Reputation: 928
I want to check if particular string is present in the image. Is that possible? Is pngj can do that?
My file will contain a graph and some legends. I want to check the if the legends are correct.
Upvotes: 3
Views: 3590
Reputation: 19
You can use Tesserat.sample code below:-
String src = "path of File";
String ocrString = "";
Tesseract instance = new Tesseract(); instance.setDatapath("path of tessdata\\Tess4J\\tessdata");
BufferedImage bufferedImage = ImageIO.read(new File(src));
ocrString = instance.doOCR(new File(src));
Upvotes: 0
Reputation: 13015
Here I use scala to give out my solution.

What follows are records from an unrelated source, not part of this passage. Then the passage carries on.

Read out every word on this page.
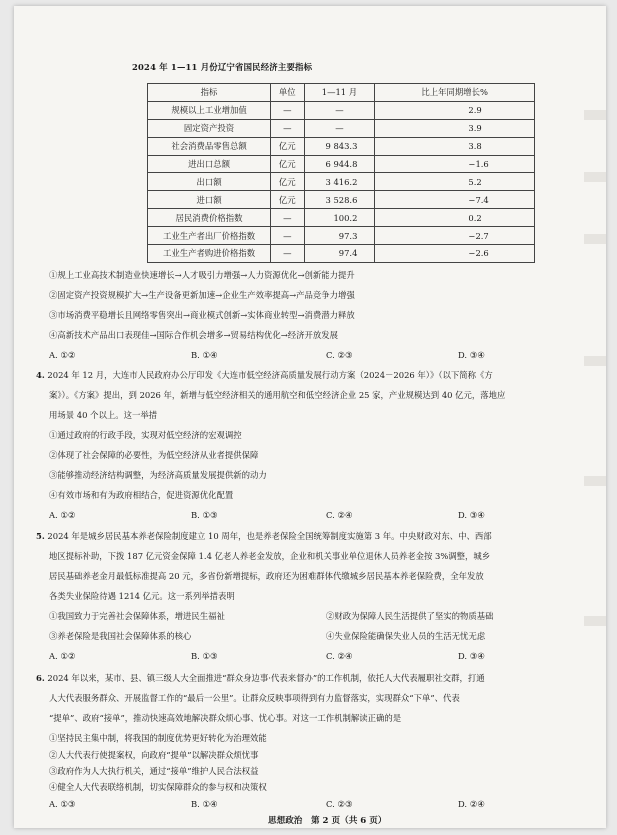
2024 年 1—11 月份辽宁省国民经济主要指标
指标	单位	1—11 月	比上年同期增长%
规模以上工业增加值	—	—	2.9
固定资产投资	—	—	3.9
社会消费品零售总额	亿元	9 843.3	3.8
进出口总额	亿元	6 944.8	−1.6
出口额	亿元	3 416.2	5.2
进口额	亿元	3 528.6	−7.4
居民消费价格指数	—	100.2	0.2
工业生产者出厂价格指数	—	97.3	−2.7
工业生产者购进价格指数	—	97.4	−2.6
①规上工业高技术制造业快速增长→人才吸引力增强→人力资源优化→创新能力提升
②固定资产投资规模扩大→生产设备更新加速→企业生产效率提高→产品竞争力增强
③市场消费平稳增长且网络零售突出→商业模式创新→实体商业转型→消费潜力释放
④高新技术产品出口表现佳→国际合作机会增多→贸易结构优化→经济开放发展
A. ①②	B. ①④	C. ②③	D. ③④
4. 2024 年 12 月，大连市人民政府办公厅印发《大连市低空经济高质量发展行动方案（2024－2026 年）》（以下简称《方
案》）。《方案》提出，到 2026 年，新增与低空经济相关的通用航空和低空经济企业 25 家，产业规模达到 40 亿元，落地应
用场景 40 个以上。这一举措
①通过政府的行政手段，实现对低空经济的宏观调控
②体现了社会保障的必要性，为低空经济从业者提供保障
③能够推动经济结构调整，为经济高质量发展提供新的动力
④有效市场和有为政府相结合，促进资源优化配置
A. ①②	B. ①③	C. ②④	D. ③④
5. 2024 年是城乡居民基本养老保险制度建立 10 周年，也是养老保险全国统筹制度实施第 3 年。中央财政对东、中、西部
地区提标补助，下拨 187 亿元资金保障 1.4 亿老人养老金发放，企业和机关事业单位退休人员养老金按 3%调整，城乡
居民基础养老金月最低标准提高 20 元，多省份新增提标，政府还为困难群体代缴城乡居民基本养老保险费，全年发放
各类失业保险待遇 1214 亿元。这一系列举措表明
①我国致力于完善社会保障体系，增进民生福祉	②财政为保障人民生活提供了坚实的物质基础
③养老保险是我国社会保障体系的核心	④失业保险能确保失业人员的生活无忧无虑
A. ①②	B. ①③	C. ②④	D. ③④
6. 2024 年以来，某市、县、镇三级人大全面推进“群众身边事·代表来督办”的工作机制，依托人大代表履职社交群，打通
人大代表服务群众、开展监督工作的“最后一公里”。让群众反映事项得到有力监督落实，实现群众“下单”、代表
“提单”、政府“接单”，推动快速高效地解决群众烦心事、忧心事。对这一工作机制解读正确的是
①坚持民主集中制，将我国的制度优势更好转化为治理效能
②人大代表行使提案权，向政府“提单”以解决群众烦忧事
③政府作为人大执行机关，通过“接单”维护人民合法权益
④健全人大代表联络机制，切实保障群众的参与权和决策权
A. ①③	B. ①④	C. ②③	D. ②④
思想政治　第 2 页（共 6 页）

If you are java developer, it is quite easy for you to convert the scala code to your java code.
Step1: in build.sbt to add one more line
libraryDependencies += "com.asprise.ocr" % "java-ocr-api" % "[15,)"
Step2: import library
import com.asprise.ocr.Ocr
Step2: scala code.Please note: here is a File type. If you only have fileName/filePath, you need to use new File() to convert it.
try {
// Image
Ocr.setUp()
val ocr = new Ocr
ocr.startEngine("eng", Ocr.SPEED_FASTEST)
val files = List(<your_file>)
val outputString = ocr.recognize(files.toArray, Ocr.RECOGNIZE_TYPE_ALL, Ocr.OUTPUT_FORMAT_PLAINTEXT)
ocr.stopEngine()
Some(outputString)
} catch {
case e: Exception => None // todo: to support multiple file types
}
I also write a blog to give more details info about how to extract text/content from another file(pdf, html, image, etc)
If you want to read more about this java-ocr-api, you can read its official website here.
Upvotes: 1
Reputation: 11745
You can try Asprise OCR out. It's a good OCR API available in Java.
Upvotes: 0
Reputation: 839154
No, you can't do that with pngj. The text that is visible in the PNG image is not internally stored as text. You will need OCR software if you wish to identify the text.
However it would be much better if you could get the data in another format that is easier to parse by a computer.
Upvotes: 4
Reputation: 7662
Yes, it seems to be possible. However, you should find a good OCR library. And then, assuming that your OCR library returned proper results you need to verify somehow if your legends are placed in proper positions.
Upvotes: 1